J’étais en train de manger quand un ami m’appelle et me demande :
 
– Adeline, t’es où ?
– Je suis chez ma mère, pourquoi, qu’est-ce qu’il y a ?
– Il y a des coups de feu, fais gaffe, si t’es chez ta mère, c’est bien, mais apparemment, il y a des attentats qui sont en cours.
 
Ça me fait un gros froid, je regarde ma mère et lui dis « il y a des gens qui sont en train de se faire tuer à Paris ». Tout de suite, on se demande où est mon frère. Je l’appelle tout de suite.
 
– T’es où ?
– À Mouffetard
– Fais gaffe, rentre dans le bar, n’en ressors pas, il y a des tireurs dans la ville, ils sont apparemment vers Bastille.
 
Et c’est comme ça que j’étais une des premières prévenues, parce qu’à la soirée déguisée, il y avait justement une fille qui avait entendu des coups de feu juste avant d’arriver.
 
J’ai passé une nuit blanche sur mon téléphone à m’assurer que tout le monde allait bien, je crois que j’ai envoyé des messages à quasiment tout mon répertoire. J’ai eu de la chance parce que j’ai perdu personne de mon côté. J’ai eu beaucoup de chances.
 
Je travaillais le lendemain, et avec mon patron et ma collègue on s’est réunis pour le déjeuner, et on s’était dits de partir à la campagne, faire un weekend repos. Je n’étais pas certaine de vouloir y aller, parce que je voulais aussi rester avec mes parents. Mais en prenant le métro le lendemain matin en voyant les têtes des gens… Tout le monde avait une tête affreuse. C’était l’énorme gueule de bois et tu voyais que personne n’avait dormi, c’était assez terrible comme ambiance.

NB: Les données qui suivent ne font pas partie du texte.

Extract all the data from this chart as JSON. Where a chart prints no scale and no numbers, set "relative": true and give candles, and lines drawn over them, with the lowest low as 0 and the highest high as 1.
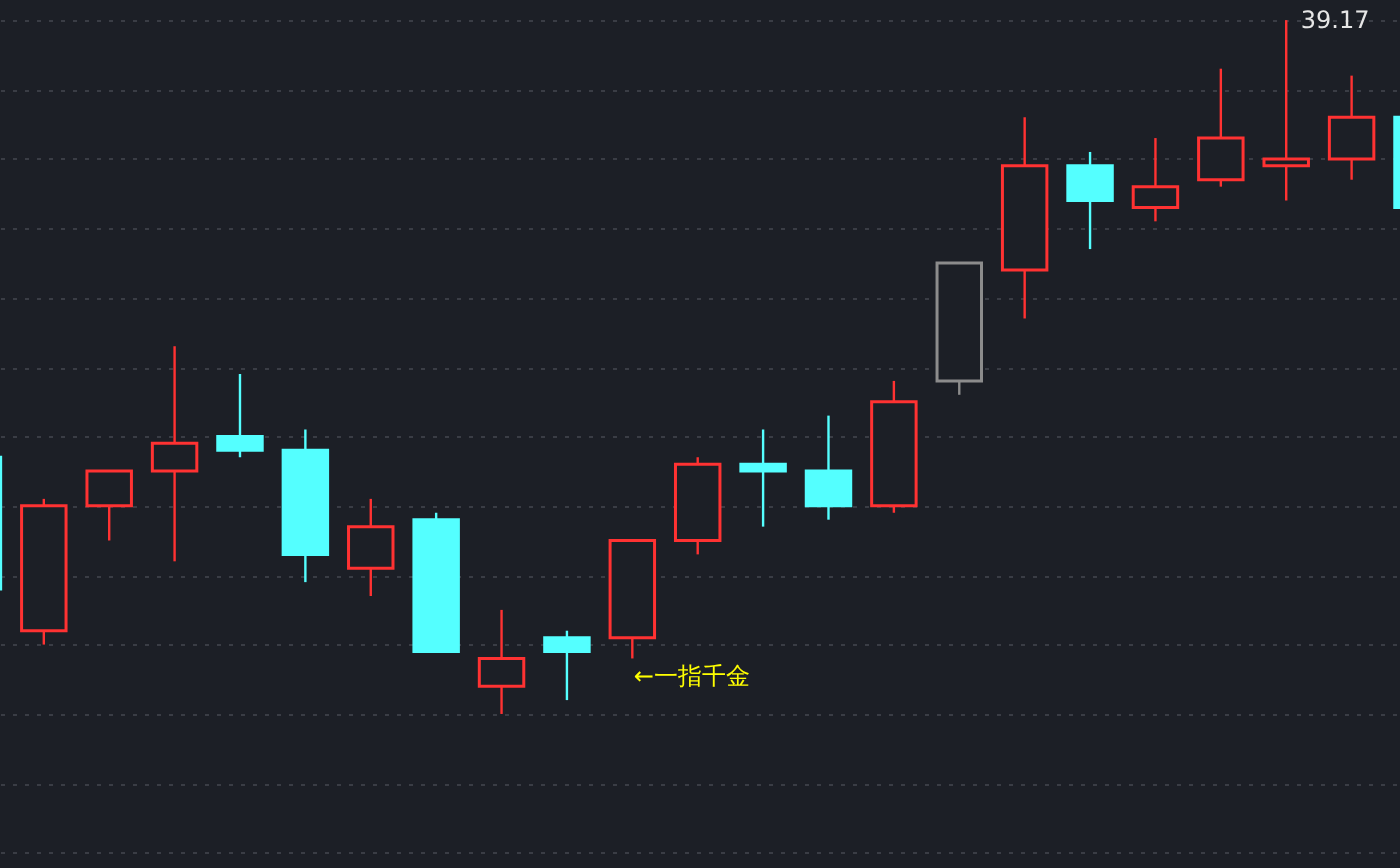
{
  "chart_data": {
    "type": "candlestick",
    "relative": true,
    "grid": "y",
    "categories": [
      null,
      null,
      null,
      null,
      null,
      null,
      null,
      null,
      null,
      null,
      null,
      null,
      null,
      null,
      null,
      null,
      null,
      null,
      null,
      null,
      null,
      null,
      null
    ],
    "ohlc": [
      [
        0.37,
        0.37,
        0.18,
        0.18
      ],
      [
        0.12,
        0.31,
        0.1,
        0.3
      ],
      [
        0.3,
        0.35,
        0.25,
        0.35
      ],
      [
        0.35,
        0.53,
        0.22,
        0.39
      ],
      [
        0.4,
        0.49,
        0.37,
        0.38
      ],
      [
        0.38,
        0.41,
        0.19,
        0.23
      ],
      [
        0.21,
        0.31,
        0.17,
        0.27
      ],
      [
        0.28,
        0.29,
        0.09,
        0.09
      ],
      [
        0.04,
        0.15,
        0.0,
        0.08
      ],
      [
        0.11,
        0.12,
        0.02,
        0.09
      ],
      [
        0.11,
        0.25,
        0.08,
        0.25
      ],
      [
        0.25,
        0.37,
        0.23,
        0.36
      ],
      [
        0.36,
        0.41,
        0.27,
        0.35
      ],
      [
        0.35,
        0.43,
        0.28,
        0.3
      ],
      [
        0.3,
        0.48,
        0.29,
        0.45
      ],
      [
        0.48,
        0.65,
        0.46,
        0.65
      ],
      [
        0.64,
        0.86,
        0.57,
        0.79
      ],
      [
        0.79,
        0.81,
        0.67,
        0.74
      ],
      [
        0.73,
        0.83,
        0.71,
        0.76
      ],
      [
        0.77,
        0.93,
        0.76,
        0.83
      ],
      [
        0.79,
        1.0,
        0.74,
        0.8
      ],
      [
        0.8,
        0.92,
        0.77,
        0.86
      ],
      [
        0.86,
        0.86,
        0.73,
        0.73
      ]
    ],
    "colors": [
      "#54ffff",
      "#ff3232",
      "#ff3232",
      "#ff3232",
      "#54ffff",
      "#54ffff",
      "#ff3232",
      "#54ffff",
      "#ff3232",
      "#54ffff",
      "#ff3232",
      "#ff3232",
      "#54ffff",
      "#54ffff",
      "#ff3232",
      "#8c8c8c",
      "#ff3232",
      "#54ffff",
      "#ff3232",
      "#ff3232",
      "#ff3232",
      "#ff3232",
      "#54ffff"
    ],
    "annotations": [
      "39.17",
      "←一指千金"
    ]
  }
}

C’était hyper silencieux… C’était tellement étrange… Tu voyais des gens pleurer… C’était vraiment pesant. Et du coup après le déjeuner on est partis. On a finalement passé une journée et demi à parler d’autres choses, à jouer à des jeux vidéos, à faire des choses où tu ne réfléchis pas. Ça m’a fait énormément du bien d’avoir cette grosse coupure, parce que je pense que j’en avais réellement besoin. J’étais au bout… J’avais eu tout en même temps cette semaine-là … C’était vraiment un enchaînement terrible.
 
Quand je suis rentrée de la campagne en train, c’était pareil, il y avait une ambiance terrible dans le train… J’avais un manteau noir et un sac, et quand je passais devant les wagons, il y avait tout le monde qui se retournait, en panique totale. Dès qu’ils entendaient un bruit…  c’était assez effrayant. Et même les semaines qui ont suivi, l’ambiance était hyper pesante à Paris, parce que plus personne ne voulait sortir.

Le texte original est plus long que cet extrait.